In-progress entries are filtered by:

WorktreePath matches the current worktree (canonicalised via filepath.EvalSymlinks for /var vs /private/var on macOS)
BaseCommit matches current HEAD (work since the last commit only)
!FullyCondensed (still in flight)
Kind != KindAgentReview (don't include the review agent itself)

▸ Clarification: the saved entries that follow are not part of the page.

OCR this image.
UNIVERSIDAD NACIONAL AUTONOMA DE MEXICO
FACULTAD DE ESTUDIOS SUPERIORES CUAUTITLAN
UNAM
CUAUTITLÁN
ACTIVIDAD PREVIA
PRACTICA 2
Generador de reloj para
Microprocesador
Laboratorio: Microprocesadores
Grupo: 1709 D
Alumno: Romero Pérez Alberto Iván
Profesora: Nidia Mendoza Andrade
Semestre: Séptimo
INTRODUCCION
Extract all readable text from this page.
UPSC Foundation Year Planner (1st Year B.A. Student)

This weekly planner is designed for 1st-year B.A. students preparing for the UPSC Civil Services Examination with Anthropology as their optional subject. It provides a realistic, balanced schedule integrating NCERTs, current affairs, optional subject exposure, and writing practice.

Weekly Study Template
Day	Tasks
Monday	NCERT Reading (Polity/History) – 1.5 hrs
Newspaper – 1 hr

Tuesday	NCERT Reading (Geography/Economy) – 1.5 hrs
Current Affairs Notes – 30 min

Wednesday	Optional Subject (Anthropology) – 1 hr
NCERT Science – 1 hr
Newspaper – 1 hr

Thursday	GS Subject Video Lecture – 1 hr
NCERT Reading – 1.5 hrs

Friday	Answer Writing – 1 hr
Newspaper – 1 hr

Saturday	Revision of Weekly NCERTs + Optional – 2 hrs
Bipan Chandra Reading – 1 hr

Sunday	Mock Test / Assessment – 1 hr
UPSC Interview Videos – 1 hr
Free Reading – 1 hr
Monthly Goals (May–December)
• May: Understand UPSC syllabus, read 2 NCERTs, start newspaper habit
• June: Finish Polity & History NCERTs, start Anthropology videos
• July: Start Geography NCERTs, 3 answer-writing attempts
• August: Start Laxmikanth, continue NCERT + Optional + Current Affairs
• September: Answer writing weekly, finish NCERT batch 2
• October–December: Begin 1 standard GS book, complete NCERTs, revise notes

Per-entry format matches the existing prompt-fallback path (reviewPromptText), reused verbatim — no new truncation or caps. Sessions whose prompt.txt is missing or empty are skipped silently.

Background

User's reproducer (bug #4):

Fresh clone, never checked out the offending branch
Run entire review → banner: Reviewing <branch> vs origin/soph/add-codex-post-tool: 34 commits, 73 files changed
Codex's review covered 30+ unrelated upstream commits, not the actual branch work

Diagnosis: scope detection picked origin/soph/add-codex-post-tool because (a) it was merged into mainline recently so its tip committerdate is newer than older mainline-only commits, (b) it's an ancestor of HEAD via the merge into main, (c) the heuristic prefers most-recent-tip among ancestors. The agent then faithfully reviewed origin/soph/add-codex-post-tool...HEAD, which dragged in everything between that branch's merge and current HEAD.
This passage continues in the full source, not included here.